Estávamos a 23 de Novembro de 2014. José Sócrates tinha sido preso na sexta-feira à noite. A partir daí, depois de os arguidos terem ouvido os indícios, começam os interrogatórios no Tribunal Central de Instrução Criminal. Na sala, Sócrates respondia às suspeitas. Ao juiz de instrução e ao Ministério Público (MP).
A primeira reacção foi negar qualquer responsabilidade. Disse ao juiz de instrução e procurador que o enquadramento geral se baseava em suspeitas que eram falsas e negou ser dono ou dispor livremente de qualquer propriedade ou dinheiro que esteja na posse do seu amigo empresário Carlos Santos Silva.
Não se negou a prestar declarações e foi confrontado com os indícios e até com escutas que suportavam essas suspeitas. A todas foi respondendo, sempre negando a teoria do MP.
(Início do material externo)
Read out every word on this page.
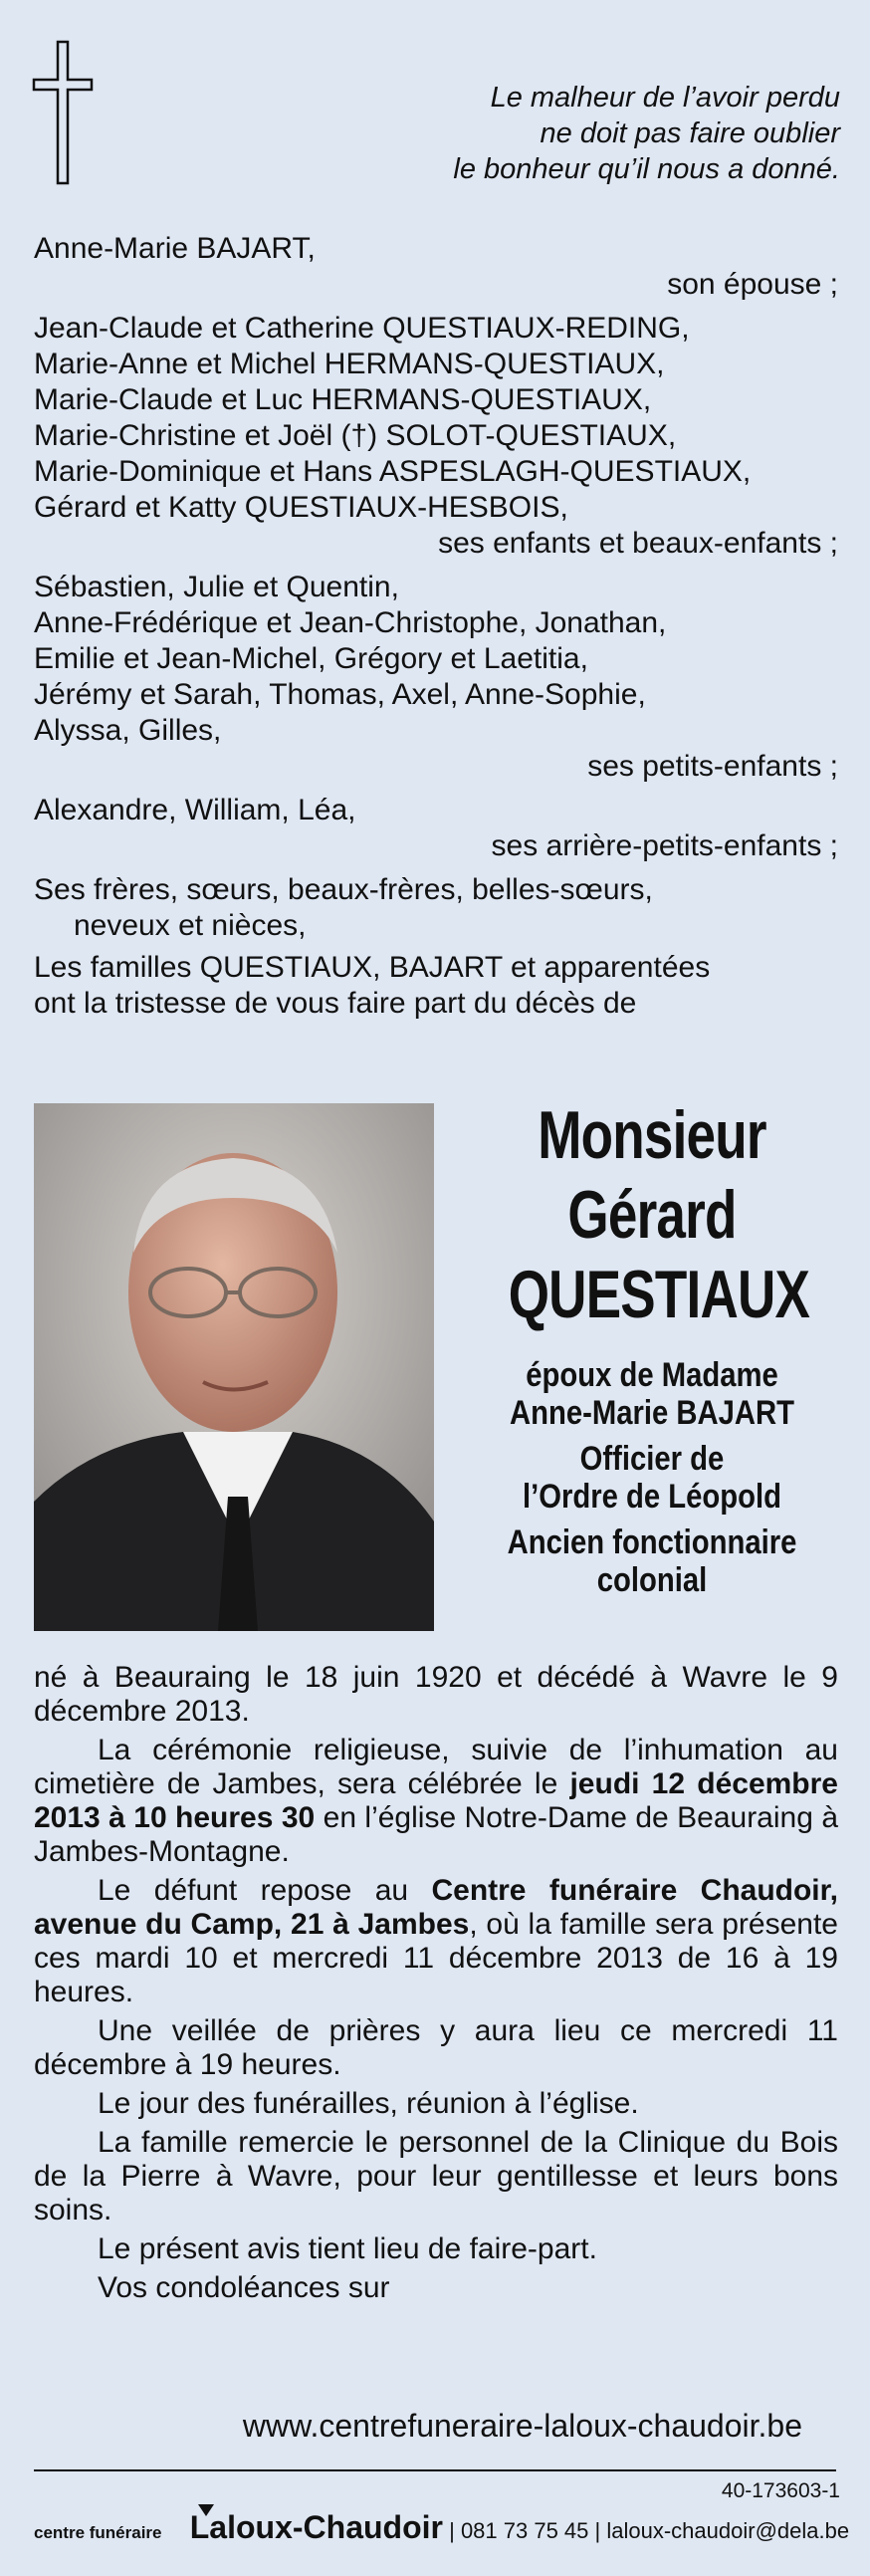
Le malheur de l’avoir perdu
ne doit pas faire oublier
le bonheur qu’il nous a donné.
Anne-Marie BAJART,
son épouse ;
Jean-Claude et Catherine QUESTIAUX-REDING,
Marie-Anne et Michel HERMANS-QUESTIAUX,
Marie-Claude et Luc HERMANS-QUESTIAUX,
Marie-Christine et Joël (†) SOLOT-QUESTIAUX,
Marie-Dominique et Hans ASPESLAGH-QUESTIAUX,
Gérard et Katty QUESTIAUX-HESBOIS,
ses enfants et beaux-enfants ;
Sébastien, Julie et Quentin,
Anne-Frédérique et Jean-Christophe, Jonathan,
Emilie et Jean-Michel, Grégory et Laetitia,
Jérémy et Sarah, Thomas, Axel, Anne-Sophie,
Alyssa, Gilles,
ses petits-enfants ;
Alexandre, William, Léa,
ses arrière-petits-enfants ;
Ses frères, sœurs, beaux-frères, belles-sœurs,
neveux et nièces,
Les familles QUESTIAUX, BAJART et apparentées
ont la tristesse de vous faire part du décès de
Monsieur
Gérard
QUESTIAUX
époux de Madame
Anne-Marie BAJART
Officier de
l’Ordre de Léopold
Ancien fonctionnaire
colonial

né à Beauraing le 18 juin 1920 et décédé à Wavre le 9 décembre 2013.

La cérémonie religieuse, suivie de l’inhumation au cimetière de Jambes, sera célébrée le jeudi 12 décembre 2013 à 10 heures 30 en l’église Notre-Dame de Beauraing à Jambes-Montagne.

Le défunt repose au Centre funéraire Chaudoir, avenue du Camp, 21 à Jambes, où la famille sera présente ces mardi 10 et mercredi 11 décembre 2013 de 16 à 19 heures.

Une veillée de prières y aura lieu ce mercredi 11 décembre à 19 heures.

Le jour des funérailles, réunion à l’église.

La famille remercie le personnel de la Clinique du Bois de la Pierre à Wavre, pour leur gentillesse et leurs bons soins.

Le présent avis tient lieu de faire-part.

Vos condoléances sur

www.centrefuneraire-laloux-chaudoir.be
40-173603-1
centre funéraire Laloux-Chaudoir | 081 73 75 45 | laloux-chaudoir@dela.be
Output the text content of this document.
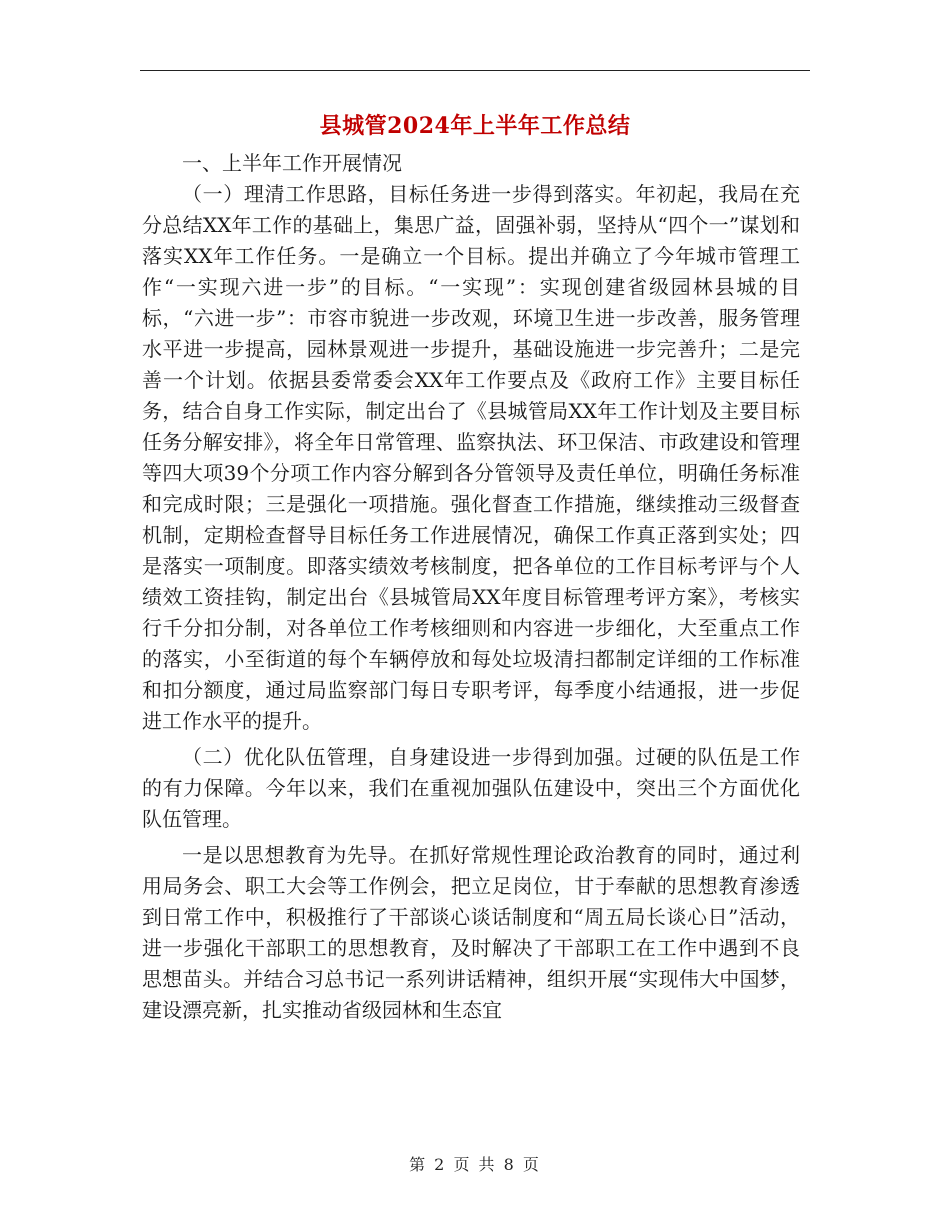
县城管2024年上半年工作总结

一、上半年工作开展情况

（一）理清工作思路，目标任务进一步得到落实。年初起，我局在充分总结XX年工作的基础上，集思广益，固强补弱，坚持从“四个一”谋划和落实XX年工作任务。一是确立一个目标。提出并确立了今年城市管理工作“一实现六进一步”的目标。“一实现”：实现创建省级园林县城的目标，“六进一步”：市容市貌进一步改观，环境卫生进一步改善，服务管理水平进一步提高，园林景观进一步提升，基础设施进一步完善升；二是完善一个计划。依据县委常委会XX年工作要点及《政府工作》主要目标任务，结合自身工作实际，制定出台了《县城管局XX年工作计划及主要目标任务分解安排》，将全年日常管理、监察执法、环卫保洁、市政建设和管理等四大项39个分项工作内容分解到各分管领导及责任单位，明确任务标准和完成时限；三是强化一项措施。强化督查工作措施，继续推动三级督查机制，定期检查督导目标任务工作进展情况，确保工作真正落到实处；四是落实一项制度。即落实绩效考核制度，把各单位的工作目标考评与个人绩效工资挂钩，制定出台《县城管局XX年度目标管理考评方案》，考核实行千分扣分制，对各单位工作考核细则和内容进一步细化，大至重点工作的落实，小至街道的每个车辆停放和每处垃圾清扫都制定详细的工作标准和扣分额度，通过局监察部门每日专职考评，每季度小结通报，进一步促进工作水平的提升。

（二）优化队伍管理，自身建设进一步得到加强。过硬的队伍是工作的有力保障。今年以来，我们在重视加强队伍建设中，突出三个方面优化队伍管理。

一是以思想教育为先导。在抓好常规性理论政治教育的同时，通过利用局务会、职工大会等工作例会，把立足岗位，甘于奉献的思想教育渗透到日常工作中，积极推行了干部谈心谈话制度和“周五局长谈心日”活动，进一步强化干部职工的思想教育，及时解决了干部职工在工作中遇到不良思想苗头。并结合习总书记一系列讲话精神，组织开展“实现伟大中国梦，建设漂亮新，扎实推动省级园林和生态宜

第 2 页 共 8 页
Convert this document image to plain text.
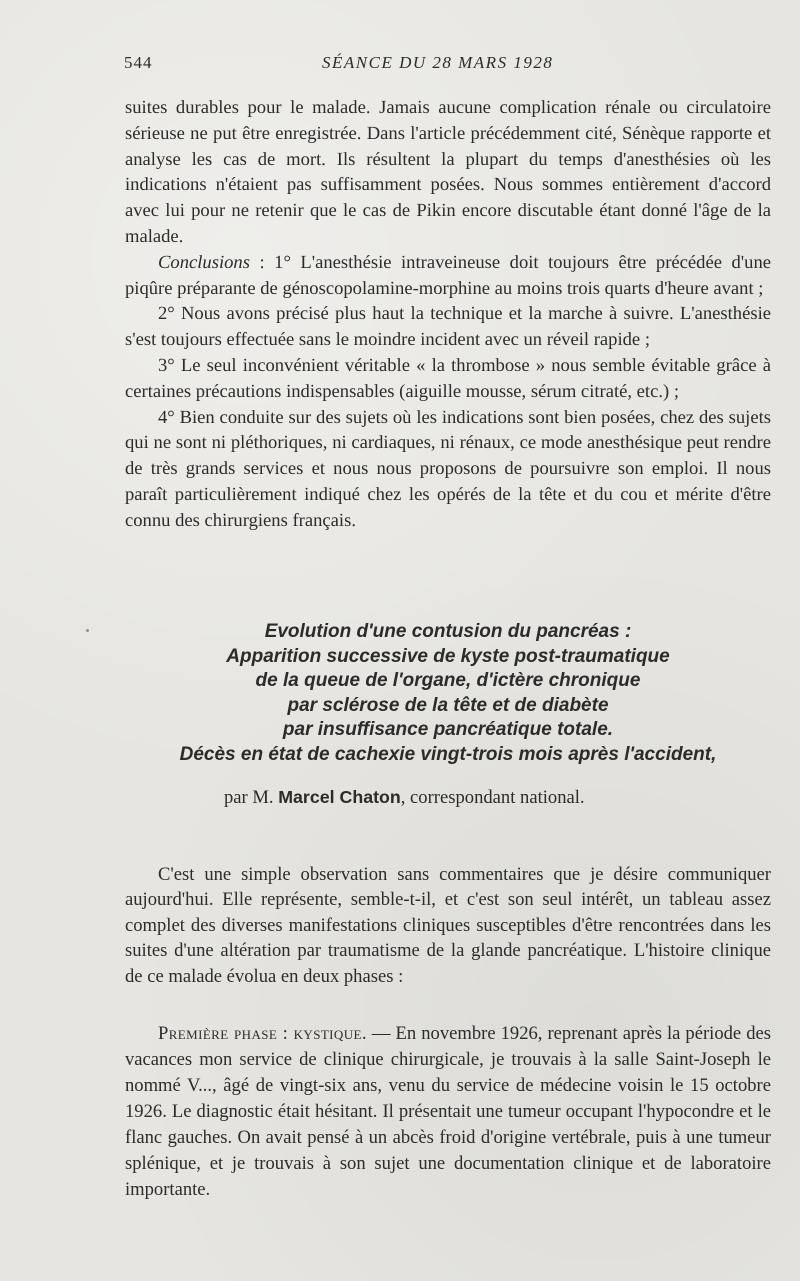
544	SÉANCE DU 28 MARS 1928

suites durables pour le malade. Jamais aucune complication rénale ou circulatoire sérieuse ne put être enregistrée. Dans l'article précédemment cité, Sénèque rapporte et analyse les cas de mort. Ils résultent la plupart du temps d'anesthésies où les indications n'étaient pas suffisamment posées. Nous sommes entièrement d'accord avec lui pour ne retenir que le cas de Pikin encore discutable étant donné l'âge de la malade.

Conclusions : 1° L'anesthésie intraveineuse doit toujours être précédée d'une piqûre préparante de génoscopolamine-morphine au moins trois quarts d'heure avant ;

2° Nous avons précisé plus haut la technique et la marche à suivre. L'anesthésie s'est toujours effectuée sans le moindre incident avec un réveil rapide ;

3° Le seul inconvénient véritable « la thrombose » nous semble évitable grâce à certaines précautions indispensables (aiguille mousse, sérum citraté, etc.) ;

4° Bien conduite sur des sujets où les indications sont bien posées, chez des sujets qui ne sont ni pléthoriques, ni cardiaques, ni rénaux, ce mode anesthésique peut rendre de très grands services et nous nous proposons de poursuivre son emploi. Il nous paraît particulièrement indiqué chez les opérés de la tête et du cou et mérite d'être connu des chirurgiens français.

Evolution d'une contusion du pancréas :
Apparition successive de kyste post-traumatique
de la queue de l'organe, d'ictère chronique
par sclérose de la tête et de diabète
par insuffisance pancréatique totale.
Décès en état de cachexie vingt-trois mois après l'accident,
par M. Marcel Chaton, correspondant national.

C'est une simple observation sans commentaires que je désire communiquer aujourd'hui. Elle représente, semble-t-il, et c'est son seul intérêt, un tableau assez complet des diverses manifestations cliniques susceptibles d'être rencontrées dans les suites d'une altération par traumatisme de la glande pancréatique. L'histoire clinique de ce malade évolua en deux phases :

Première phase : kystique. — En novembre 1926, reprenant après la période des vacances mon service de clinique chirurgicale, je trouvais à la salle Saint-Joseph le nommé V..., âgé de vingt-six ans, venu du service de médecine voisin le 15 octobre 1926. Le diagnostic était hésitant. Il présentait une tumeur occupant l'hypocondre et le flanc gauches. On avait pensé à un abcès froid d'origine vertébrale, puis à une tumeur splénique, et je trouvais à son sujet une documentation clinique et de laboratoire importante.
Começou por explicar que conhecia Carlos Santos Silva, de quem era muito amigo, há mais de 30 anos, dos bancos de liceu, e que se reaproximaram em 1982 quando trabalhou na Câmara Municipal da Covilhã.
No interrogatório disse ter sabido mais sobre a riqueza do seu amigo através dos indícios relatados pelo MP do que sabia antes.
Um dos pontos que o MP considera o centro de todo o processo, conhecido como Marquês, é a titularidade de Sócrates sobre as verbas que Carlos Santos Silva possuía na Suíça: mais de 23 milhões de euros.
Sócrates negou categoricamente que qualquer parte do dinheiro seja seu. O ex-governante desmentiu ainda que a implementação do regime excepcional de regularização tributária (RERT) durante o seu mandato tivesse alguma coisa a ver com casos particulares.
Sócrates confirmou que passava férias há anos com Carlos Santos Silva, mas afirmou desconhecer que o amigo engenheiro já não estava no grupo Lena, sediado em Leiria, desde 2009. Negou qualquer conhecimento sobre as empresas de Carlos Silva, com excepção da Proengel. Relativamente aos negócios entre Carlos e a família, Sócrates lembra que lhe apresentou o seu irmão José Paulo, mas não conhecia os detalhes dos negócios.
No que diz respeito às Salinas de Benguela, confirmou que o seu tio, pai dos seus primos José Paulo e Maria Filomena, as tinha vendido a Hélder Bataglia, companheiro da prima de quem tinha um filho.
Dos administradores do grupo Lena, explicou que os conheceu numa viagem como primeiro-ministro naquilo que normalmente é designado por diploma-cia económica. E, salvo acontecimentos sociais ou iniciativas políticas, apenas os teria encontrado uma ou duas vezes.
José Sócrates contou que os administradores do grupo Lena lhe pediram que intercedesse junto do governo angolano para desbloquear uma questão que se referia às obras de uma estrada. E, sem qualquer contrapartida, telefonou ao vice-presidente angolano, Manuel Vicente, para se encontrar com ele ou com os administradores de Leiria. Acabou por referir que se encontrou com o governante angolano nos Estados Unidos.
Paris Sócrates nega terminantemente que o apartamento em Paris seja sua propriedade. Na sua versão dos factos, foi para Paris em 2011 e ali acabou por dividir casa com os seus dois filhos, a sua prima Maria Filomena e a filha dela. Depois de ter habitado um apartamento na Avenida Colonel Bonnet, estava à procura de outro apartamento quando o empresário Santos Silva lhe comunicou que queria investir em imobiliário, que iria comprar um apartamento para remodelar e arrendar ou vender.
O ex-primeiro-ministro garante que o amigo lhe disse que lá ficasse e que poderia adiar a venda ou o arrendamento. Sempre lhe transmitiu, referiu Sócrates notribunal, que queria pagar renda e até chegou a fazer um contrato. Mas, reconhece, nunca chegou a fazer qualquer pagamento. Quanto às obras que o MP refere que estiveram a seu cargo, sustentou que estava a ajudar Carlos Silva, até porque é engenheiro civil, estava em Paris e o amigo confiava no seu bom gosto.
Para José Sócrates, o MPapresentou uma estratégia que se baseia numa tese. Tudo o que seja para contrariar a sua tese é, para o Ministério Público, enganar ou esconder.
A primeira hora e meia de uma audição que durou dias.